Conventional time–frequency (TF) domain source separation methods mainly focus on predicting TF-masks or speech spectrums, where complex ideal ratio mask (cIRM) is an effective target for speech enhancement and separation. However, some recent studies employ a real-valued network, such as a general convolutional neural network (CNN) and a recurrent neural network (RNN), to predict a complex-valued mask or a spectrogram target, leading to the unbalanced training results of real and imaginary parts. In this paper, to estimate the complex-valued target more accurately, a novel U-shaped complex network for the complex signal approximation (uCSA) method is proposed. The uCSA is an adaptive front-end time-domain separation method, which tackles the monaural source separation problem in three ways. First, we design and implement a complex U-shaped network architecture comprising well-defined complex-valued encoder and decoder blocks, as well as complex-valued bidirectional Long Short-Term Memory (BLSTM) layers, to process complex-valued operations.
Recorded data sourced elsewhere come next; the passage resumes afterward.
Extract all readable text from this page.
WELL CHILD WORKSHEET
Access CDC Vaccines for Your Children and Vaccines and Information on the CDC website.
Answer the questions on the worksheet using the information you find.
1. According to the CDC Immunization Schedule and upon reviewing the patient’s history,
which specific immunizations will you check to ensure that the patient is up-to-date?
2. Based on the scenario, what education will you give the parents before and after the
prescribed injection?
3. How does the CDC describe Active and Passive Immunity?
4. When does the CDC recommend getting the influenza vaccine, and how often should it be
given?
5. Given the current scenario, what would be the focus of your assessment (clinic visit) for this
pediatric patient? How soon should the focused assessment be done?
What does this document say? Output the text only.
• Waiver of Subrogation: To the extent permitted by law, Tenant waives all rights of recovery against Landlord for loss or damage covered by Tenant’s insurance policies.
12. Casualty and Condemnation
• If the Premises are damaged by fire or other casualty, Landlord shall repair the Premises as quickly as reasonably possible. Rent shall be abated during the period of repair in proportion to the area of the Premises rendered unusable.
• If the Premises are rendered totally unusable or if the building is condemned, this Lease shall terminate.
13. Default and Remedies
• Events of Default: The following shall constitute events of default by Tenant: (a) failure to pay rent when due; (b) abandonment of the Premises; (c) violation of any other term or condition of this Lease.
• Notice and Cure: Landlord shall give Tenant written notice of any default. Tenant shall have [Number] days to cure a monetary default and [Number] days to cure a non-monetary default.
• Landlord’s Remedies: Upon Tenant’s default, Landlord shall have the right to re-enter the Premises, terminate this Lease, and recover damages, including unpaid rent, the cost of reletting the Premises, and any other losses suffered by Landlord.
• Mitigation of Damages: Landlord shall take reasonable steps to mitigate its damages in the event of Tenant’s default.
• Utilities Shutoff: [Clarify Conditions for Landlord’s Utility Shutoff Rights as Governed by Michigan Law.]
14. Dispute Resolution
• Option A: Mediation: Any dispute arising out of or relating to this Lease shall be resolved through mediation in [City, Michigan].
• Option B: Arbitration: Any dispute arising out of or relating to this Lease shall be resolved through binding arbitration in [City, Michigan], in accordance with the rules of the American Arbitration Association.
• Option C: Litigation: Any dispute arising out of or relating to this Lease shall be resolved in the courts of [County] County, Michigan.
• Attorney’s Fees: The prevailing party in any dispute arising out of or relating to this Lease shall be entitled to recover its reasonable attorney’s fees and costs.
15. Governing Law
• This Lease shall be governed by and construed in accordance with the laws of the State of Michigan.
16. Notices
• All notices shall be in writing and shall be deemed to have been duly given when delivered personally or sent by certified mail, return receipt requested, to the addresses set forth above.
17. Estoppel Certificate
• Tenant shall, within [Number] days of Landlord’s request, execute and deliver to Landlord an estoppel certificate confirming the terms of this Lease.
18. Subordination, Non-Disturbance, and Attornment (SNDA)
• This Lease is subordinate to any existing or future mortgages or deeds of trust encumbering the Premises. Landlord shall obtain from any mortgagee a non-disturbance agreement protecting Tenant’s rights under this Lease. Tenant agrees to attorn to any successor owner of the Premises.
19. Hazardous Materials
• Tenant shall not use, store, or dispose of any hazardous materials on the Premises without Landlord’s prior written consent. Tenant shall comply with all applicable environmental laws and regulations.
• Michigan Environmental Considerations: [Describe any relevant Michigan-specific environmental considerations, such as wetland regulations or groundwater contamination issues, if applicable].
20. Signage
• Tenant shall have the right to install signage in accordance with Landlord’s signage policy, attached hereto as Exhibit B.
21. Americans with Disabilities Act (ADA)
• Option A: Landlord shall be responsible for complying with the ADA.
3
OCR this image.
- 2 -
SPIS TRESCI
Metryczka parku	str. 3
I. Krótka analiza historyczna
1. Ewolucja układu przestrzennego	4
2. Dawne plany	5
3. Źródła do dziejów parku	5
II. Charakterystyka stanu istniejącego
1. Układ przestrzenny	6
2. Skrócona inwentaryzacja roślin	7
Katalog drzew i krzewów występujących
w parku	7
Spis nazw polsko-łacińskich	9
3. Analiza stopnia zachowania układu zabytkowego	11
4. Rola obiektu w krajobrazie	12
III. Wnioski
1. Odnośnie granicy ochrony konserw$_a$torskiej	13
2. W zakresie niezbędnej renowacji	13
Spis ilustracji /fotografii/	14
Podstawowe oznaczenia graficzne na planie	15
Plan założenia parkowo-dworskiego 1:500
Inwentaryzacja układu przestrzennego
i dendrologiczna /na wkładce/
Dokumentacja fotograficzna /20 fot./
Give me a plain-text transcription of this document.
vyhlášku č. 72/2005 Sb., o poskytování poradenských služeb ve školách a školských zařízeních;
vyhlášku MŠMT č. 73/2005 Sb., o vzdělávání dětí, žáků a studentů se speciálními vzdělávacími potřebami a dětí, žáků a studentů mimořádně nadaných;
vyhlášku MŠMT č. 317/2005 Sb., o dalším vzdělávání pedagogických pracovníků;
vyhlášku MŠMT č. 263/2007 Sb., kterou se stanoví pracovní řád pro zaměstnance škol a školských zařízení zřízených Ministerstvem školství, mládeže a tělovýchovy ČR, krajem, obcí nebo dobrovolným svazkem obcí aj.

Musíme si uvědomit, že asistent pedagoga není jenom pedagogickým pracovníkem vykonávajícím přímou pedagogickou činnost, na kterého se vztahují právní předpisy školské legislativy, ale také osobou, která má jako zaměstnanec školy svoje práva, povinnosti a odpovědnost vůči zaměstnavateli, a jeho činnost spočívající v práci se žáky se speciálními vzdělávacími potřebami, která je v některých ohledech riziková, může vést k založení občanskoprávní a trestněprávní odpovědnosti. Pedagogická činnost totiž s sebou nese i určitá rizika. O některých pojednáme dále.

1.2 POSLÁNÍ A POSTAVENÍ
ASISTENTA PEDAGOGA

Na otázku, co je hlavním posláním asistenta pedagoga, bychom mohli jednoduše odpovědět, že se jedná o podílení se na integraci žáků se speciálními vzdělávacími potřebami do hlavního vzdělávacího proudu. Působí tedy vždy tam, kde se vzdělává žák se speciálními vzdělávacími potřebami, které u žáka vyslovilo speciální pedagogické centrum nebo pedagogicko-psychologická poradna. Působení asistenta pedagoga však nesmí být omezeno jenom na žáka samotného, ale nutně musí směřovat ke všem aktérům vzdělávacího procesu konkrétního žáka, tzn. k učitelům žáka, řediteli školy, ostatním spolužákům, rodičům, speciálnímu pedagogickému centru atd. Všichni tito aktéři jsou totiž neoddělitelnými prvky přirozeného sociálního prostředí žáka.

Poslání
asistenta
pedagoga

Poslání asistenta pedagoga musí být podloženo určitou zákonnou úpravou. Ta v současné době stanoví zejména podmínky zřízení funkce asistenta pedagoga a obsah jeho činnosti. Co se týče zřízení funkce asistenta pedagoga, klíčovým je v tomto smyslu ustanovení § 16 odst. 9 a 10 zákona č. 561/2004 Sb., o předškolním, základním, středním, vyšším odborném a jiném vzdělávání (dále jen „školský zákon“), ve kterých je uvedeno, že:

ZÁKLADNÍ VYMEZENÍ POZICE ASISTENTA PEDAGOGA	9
Second, the cIRM is the training target of our uCSA method, optimized by signal approximation (SA), which takes advantage of both real and imaginary components of the complex-valued spectrum. Third, we re-formulate STFT and inverse STFT into derivable formats, and the model is trained with the scale-invariant source-to-noise ratio (SI-SNR) loss, achieving end-to-end training of the speech source separation task. Moreover, the proposed uCSA models are evaluated on the WSJ0-2mix datasets, which is a valid corpus commonly used by many supervised speech separation methods. Extensive experimental results indicate that our proposed method obtains state-of-the-art performance on the basis of the perceptual evaluation of speech quality (PESQ) and the short-time objective intelligibility (STOI) metrics.